DAS inspector Rafael Correa Lodi, on the other hand, is adept, changing his tone and affect depending on each situation. Gentle with victims, cajoling or aggressive with criminals, he’s quick to adjust. “Outside,” he tells one offender whose associates remain at large, “You’re an animal. You get a gun and become an animal. Now you’re jerking me around, because your word is worth crap. That’s your problem: you’ve got bad partners.” The captured lawbreaker agrees, “These guys are sons of bitches.” Lodi’s made an inroad, maybe. And, he insists, “I want my victim freed.”
This attitude, that the cases belong to particular cops, helps to structure the film.

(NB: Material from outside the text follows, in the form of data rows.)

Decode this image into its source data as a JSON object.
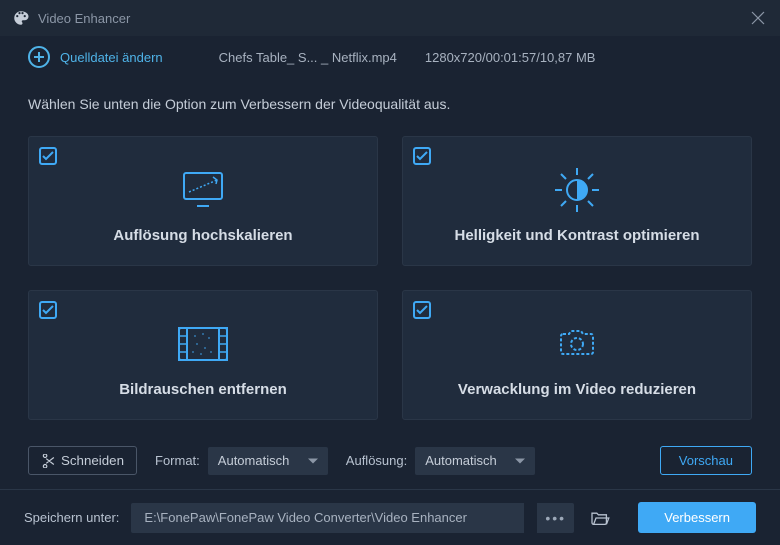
{
  "titlebar": {
    "title": "Video Enhancer"
  },
  "toolbar": {
    "change_source_label": "Quelldatei ändern",
    "filename": "Chefs Table_ S... _ Netflix.mp4",
    "metadata": "1280x720/00:01:57/10,87 MB"
  },
  "instruction": "Wählen Sie unten die Option zum Verbessern der Videoqualität aus.",
  "cards": {
    "upscale": {
      "label": "Auflösung hochskalieren"
    },
    "brightness": {
      "label": "Helligkeit und Kontrast optimieren"
    },
    "denoise": {
      "label": "Bildrauschen entfernen"
    },
    "deshake": {
      "label": "Verwacklung im Video reduzieren"
    }
  },
  "controls": {
    "cut_label": "Schneiden",
    "format_label": "Format:",
    "format_value": "Automatisch",
    "resolution_label": "Auflösung:",
    "resolution_value": "Automatisch",
    "preview_label": "Vorschau"
  },
  "bottombar": {
    "save_label": "Speichern unter:",
    "path": "E:\\FonePaw\\FonePaw Video Converter\\Video Enhancer",
    "enhance_label": "Verbessern"
  },
  "colors": {
    "accent": "#3fa9f5",
    "bg": "#1a2332",
    "card": "#202c3d"
  }
}
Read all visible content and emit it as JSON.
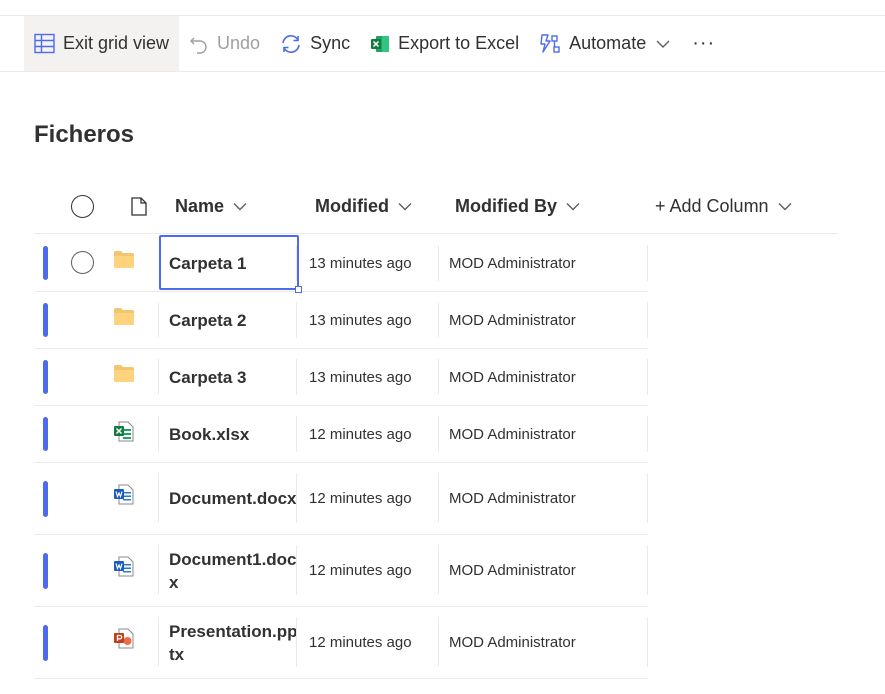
{
  "toolbar": {
    "exit_grid": "Exit grid view",
    "undo": "Undo",
    "sync": "Sync",
    "export": "Export to Excel",
    "automate": "Automate",
    "more": "···"
  },
  "page_title": "Ficheros",
  "columns": {
    "name": "Name",
    "modified": "Modified",
    "modified_by": "Modified By",
    "add_column": "+ Add Column"
  },
  "colors": {
    "accent": "#4f6bed",
    "folder": "#f0c66e",
    "excel": "#21a366",
    "word": "#2b7cd3",
    "powerpoint": "#d35230"
  },
  "rows": [
    {
      "name": "Carpeta 1",
      "modified": "13 minutes ago",
      "modified_by": "MOD Administrator",
      "icon": "folder-icon"
    },
    {
      "name": "Carpeta 2",
      "modified": "13 minutes ago",
      "modified_by": "MOD Administrator",
      "icon": "folder-icon"
    },
    {
      "name": "Carpeta 3",
      "modified": "13 minutes ago",
      "modified_by": "MOD Administrator",
      "icon": "folder-icon"
    },
    {
      "name": "Book.xlsx",
      "modified": "12 minutes ago",
      "modified_by": "MOD Administrator",
      "icon": "excel-file-icon"
    },
    {
      "name": "Document.docx",
      "modified": "12 minutes ago",
      "modified_by": "MOD Administrator",
      "icon": "word-file-icon"
    },
    {
      "name": "Document1.docx",
      "modified": "12 minutes ago",
      "modified_by": "MOD Administrator",
      "icon": "word-file-icon"
    },
    {
      "name": "Presentation.pptx",
      "modified": "12 minutes ago",
      "modified_by": "MOD Administrator",
      "icon": "powerpoint-file-icon"
    }
  ]
}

While Officer Carlos Castigliani cautions, “You have to know how to separate the cop from the man and the friend of the family because you end up getting too involved,” the cops’ investments are visible throughout. The film invites you to feel along with them, the camera running along behind them in dark alleys and corridors (as in Cops) and a sentimental score accompanying the rescue of some victims. Still, some cases don’t end well: one of the interviewed victims describes her rape and her permanent dis-ease: “I can’t understand what goes on in the mind of a rapist,” she says, “More than violence, it’s subjugation, it destroys a person’s fabric. You feel guilty for having pleasured someone.” And a kidnapper remembers that “his” victim was killed. Though her ransom was paid, he says, “She saw me when I abducted her, she died, strangled in a chokehold,” as if he had no part in the murder.
The film frames these individual traumas with an insistent political and social critique. The industry is a function of poverty and hopelessness, the victims vulnerable and diverse. As Sequestro argues, solutions, like the problem, must be systemic.